The results of my study were very similar to what had been presented in previous literature (Carlson et al, 1997; Weksberg et al, 2007). Concerning cognition and psychiatry there were little to no differences between those with the smaller 1.5 Mb deletion and those with the larger 3 Mb deletion. Perhaps indicating that it is genes within the 1.5Mb deletion that drive the psychiatric phenotype of 22q11.2 DS. However, the sample size and the statistical power for my analysis was low. My project can act as a pilot study for potential future studies that may have a longer period of time to recruit participants.


My interests in mental health and research involving it has definitely increased over the past year and I do feel that the CUROP project is vital for undergraduates who are curious and want to find out more about what research is like.

Samuel Chawner

It has been a pleasure to work with Chloe over the summer.

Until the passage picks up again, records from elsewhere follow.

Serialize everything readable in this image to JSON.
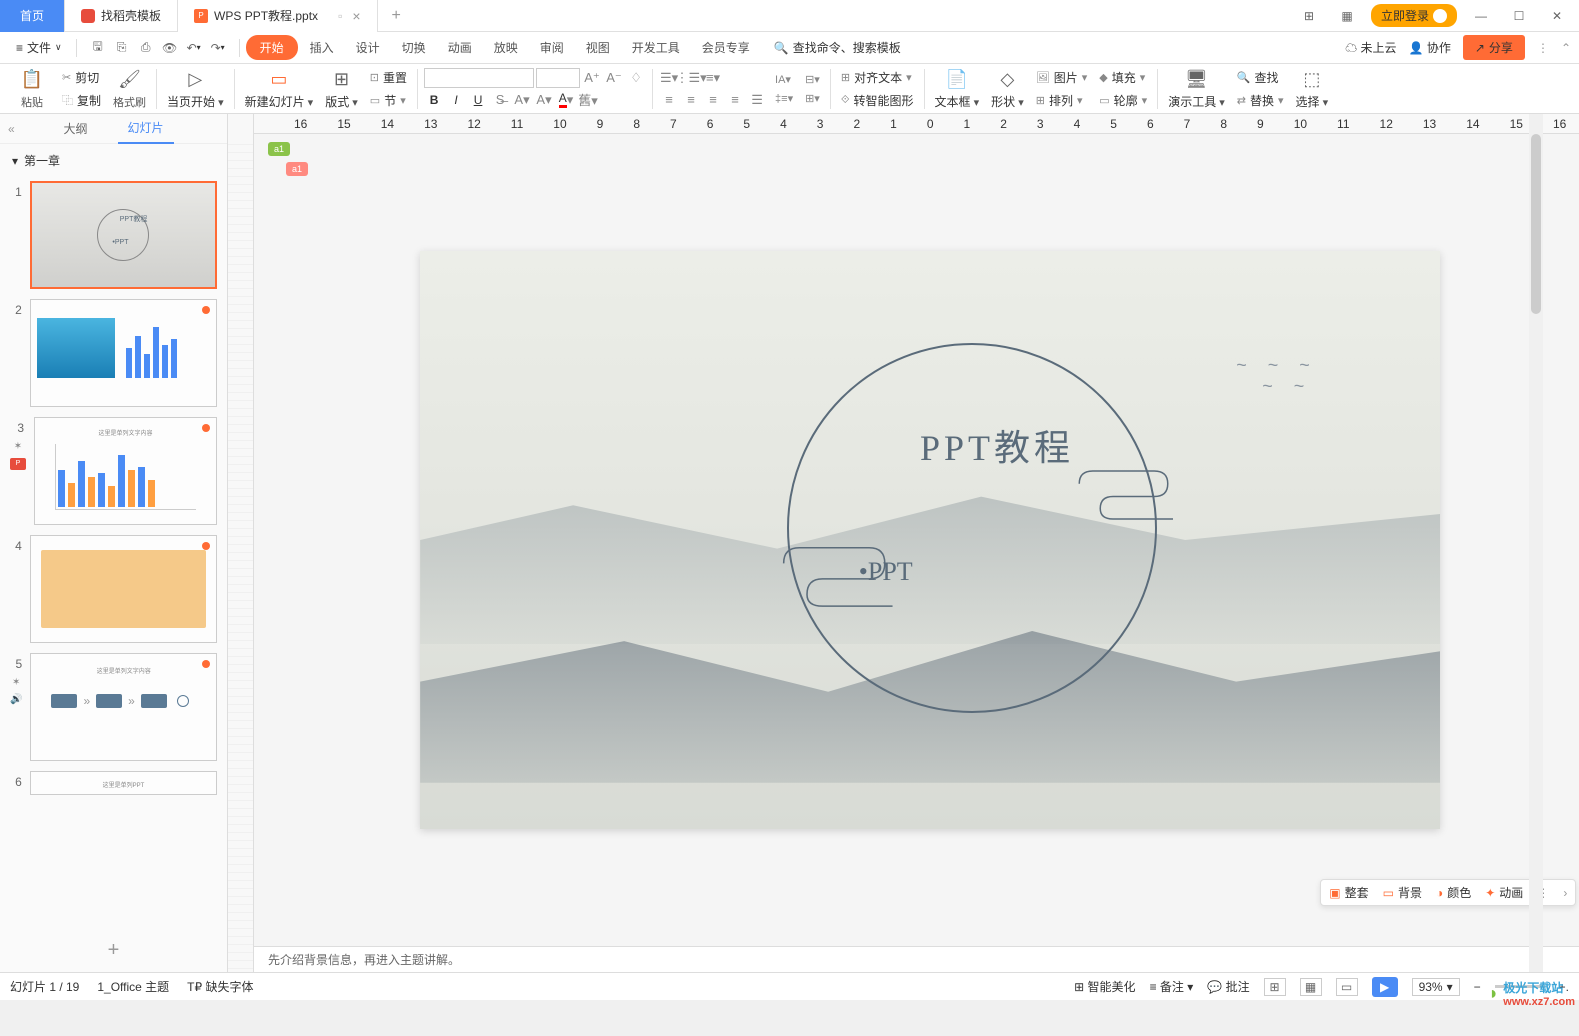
{
  "titlebar": {
    "home": "首页",
    "tab1": "找稻壳模板",
    "tab2": "WPS PPT教程.pptx",
    "login": "立即登录"
  },
  "menubar": {
    "file": "文件",
    "tabs": [
      "开始",
      "插入",
      "设计",
      "切换",
      "动画",
      "放映",
      "审阅",
      "视图",
      "开发工具",
      "会员专享"
    ],
    "search_placeholder": "查找命令、搜索模板",
    "cloud": "未上云",
    "collab": "协作",
    "share": "分享"
  },
  "ribbon": {
    "paste": "粘贴",
    "cut": "剪切",
    "copy": "复制",
    "format_painter": "格式刷",
    "from_current": "当页开始",
    "new_slide": "新建幻灯片",
    "layout": "版式",
    "section": "节",
    "reset": "重置",
    "align_text": "对齐文本",
    "smart_graphic": "转智能图形",
    "textbox": "文本框",
    "shape": "形状",
    "arrange": "排列",
    "picture": "图片",
    "fill": "填充",
    "outline": "轮廓",
    "present_tools": "演示工具",
    "find": "查找",
    "replace": "替换",
    "select": "选择"
  },
  "panel": {
    "outline_tab": "大纲",
    "slides_tab": "幻灯片",
    "section1": "第一章"
  },
  "slide": {
    "title": "PPT教程",
    "subtitle": "•PPT",
    "comment1": "a1",
    "comment2": "a1"
  },
  "ruler_marks": [
    "1",
    "16",
    "15",
    "14",
    "13",
    "12",
    "11",
    "10",
    "9",
    "8",
    "7",
    "6",
    "5",
    "4",
    "3",
    "2",
    "1",
    "0",
    "1",
    "2",
    "3",
    "4",
    "5",
    "6",
    "7",
    "8",
    "9",
    "10",
    "11",
    "12",
    "13",
    "14",
    "15",
    "16"
  ],
  "notes": "先介绍背景信息，再进入主题讲解。",
  "quickbar": {
    "theme": "整套",
    "background": "背景",
    "color": "颜色",
    "animation": "动画"
  },
  "statusbar": {
    "slide_info": "幻灯片 1 / 19",
    "theme_name": "1_Office 主题",
    "missing_fonts": "缺失字体",
    "smart_beautify": "智能美化",
    "notes_btn": "备注",
    "comments_btn": "批注",
    "zoom": "93%"
  },
  "watermark": {
    "text1": "极光下载站",
    "text2": "www.xz7.com"
  }
}
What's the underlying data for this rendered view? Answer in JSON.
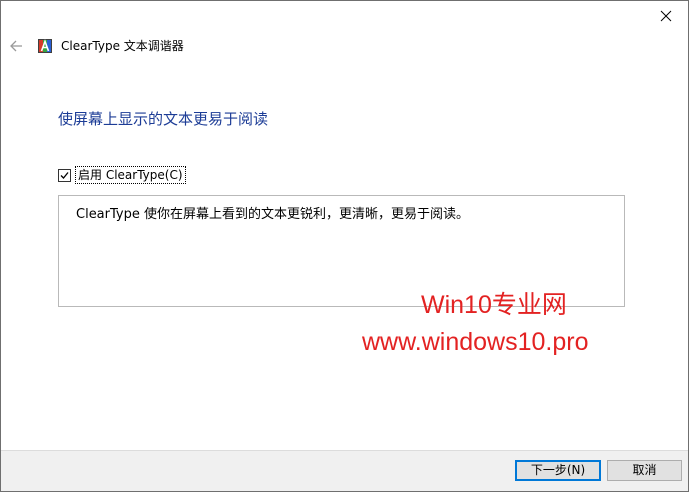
{
  "window": {
    "title": "ClearType 文本调谐器"
  },
  "content": {
    "heading": "使屏幕上显示的文本更易于阅读",
    "checkbox_label": "启用 ClearType(C)",
    "checkbox_checked": true,
    "description": "ClearType 使你在屏幕上看到的文本更锐利，更清晰，更易于阅读。"
  },
  "watermark": {
    "line1": "Win10专业网",
    "line2": "www.windows10.pro",
    "color": "#e32222"
  },
  "footer": {
    "next_label": "下一步(N)",
    "cancel_label": "取消"
  },
  "colors": {
    "heading": "#1c3c96",
    "accent": "#0078d7"
  },
  "icons": {
    "back": "back-arrow-icon",
    "close": "close-icon",
    "app": "cleartype-app-icon",
    "check": "checkmark-icon"
  }
}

CUROP is a great scheme that connects researchers in the university to motivated undergraduates keen to experience research.

I am a Research Associate within the MRC Centre for Neuropsychiatric Genetics & Genomics. My research focuses on the development of children at genomic risk for psychiatric disorder. I conducted my PhD on 22q11.2 DS, so it was great to have an opportunity to pass on my knowledge to a new student. 22q11.2 DS does not have much public awareness yet it is one of the most common genetic syndromes after Downs Syndrome. I think it is important that students learn about 22q11.2 DS early in their biomedical research careers. 22q11.2 DS is also one of the strongest known risk factors for schizophrenia development. Research in this area offers a rare opportunity to understand the aetiology underlying schizophrenia development.